Estimating the hydrogen isotopic composition of past precipitation using leaf-waxes from western Africa

• Published in: Quaternary science reviews Vol. 65; pp. 88 - 101
• Main Authors: Collins, James A., Schefuß, Enno, Mulitza, Stefan, Prange, Matthias, Werner, Martin, Tharammal, Thejna, Paul, André, Wefer, Gerold
• Format: Journal Article
• Language: English
• Published: Elsevier Ltd 01.04.2013
• Subjects: African palaeoclimate; Hydrogen isotopic composition of precipitation; Leaf-waxes; Organic geochemistry; ASE, Africa; African palaeoclimate; Leaf-waxes; Organic geochemistry; Hydrogen isotopic composition of precipitation
• ISSN: 0277-3791; 1873-457X
• DOI: 10.1016/j.quascirev.2013.01.007

The hydrogen isotopic composition of plant leaf-wax n-alkanes (δDwax) is a novel proxy for estimating δD of past precipitation (δDp). However, vegetation life-form and relative humidity exert secondary effects on δDwax, preventing quantitative estimates of past δDp. Here, we present an approach for removing the effect of vegetation-type and relative humidity from δDwax and thus for directly estimating past δDp. We test this approach on modern day (late Holocene; 0–3 ka) sediments from a transect of 9 marine cores spanning 21°N–23°S off the western coast of Africa. We estimate vegetation type (C3 tree versus C4 grass) using δ13C of leaf-wax n-alkanes and correct δDwax for vegetation-type with previously-derived apparent fractionation factors for each vegetation type. Late Holocene vegetation-corrected δDwax (δDvc) displays a good fit with modern-day δDp, suggesting that the effects of vegetation type and relative humidity have both been removed and thus that δDvc is a good estimate of δDp. We find that the magnitude of the effect of C3 tree – C4 grass changes on δDwax is small compared to δDp changes.
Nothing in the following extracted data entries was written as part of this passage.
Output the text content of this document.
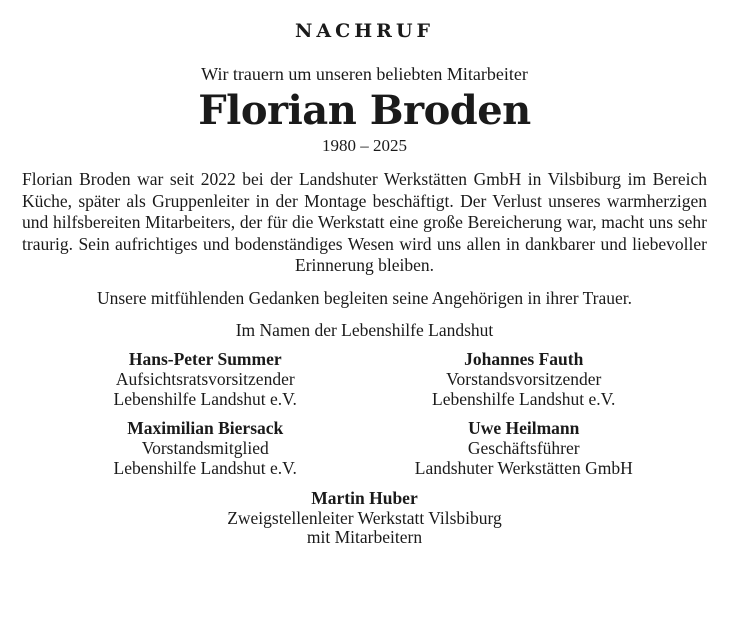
NACHRUF
Wir trauern um unseren beliebten Mitarbeiter
Florian Broden
1980 – 2025
Florian Broden war seit 2022 bei der Landshuter Werkstätten GmbH in Vilsbiburg im Bereich Küche, später als Gruppenleiter in der Montage beschäftigt. Der Verlust unseres warmherzigen und hilfsbereiten Mitarbeiters, der für die Werkstatt eine große Bereicherung war, macht uns sehr traurig. Sein aufrichtiges und bodenständiges Wesen wird uns allen in dankbarer und liebevoller Erinnerung bleiben.
Unsere mitfühlenden Gedanken begleiten seine Angehörigen in ihrer Trauer.
Im Namen der Lebenshilfe Landshut
Hans-Peter Summer
Aufsichtsratsvorsitzender
Lebenshilfe Landshut e.V.
Johannes Fauth
Vorstandsvorsitzender
Lebenshilfe Landshut e.V.
Maximilian Biersack
Vorstandsmitglied
Lebenshilfe Landshut e.V.
Uwe Heilmann
Geschäftsführer
Landshuter Werkstätten GmbH
Martin Huber
Zweigstellenleiter Werkstatt Vilsbiburg
mit Mitarbeitern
We go on to estimate δDvc for the mid-Holocene (6–8 ka), the Last Glacial Maximum (LGM; 19–23 ka) and Heinrich Stadial 1 (HS1; 16–18.5 ka). In terms of past hydrological changes, our leaf-wax based estimates of δDp mostly reflect changes in wet season intensity, which is complementary to estimates of wet season length based on leaf-wax δ13C. ► Leaf-wax δD can be corrected for the effects of vegetation and evapotranspiration. ► C3 tree versus C4 grass changes are not the main control on leaf-wax δD variations. ► Wet season intensity was generally increased during the mid-Holocene. ► Wet season intensity was shifted southeastwards during the Last Glacial Maximum.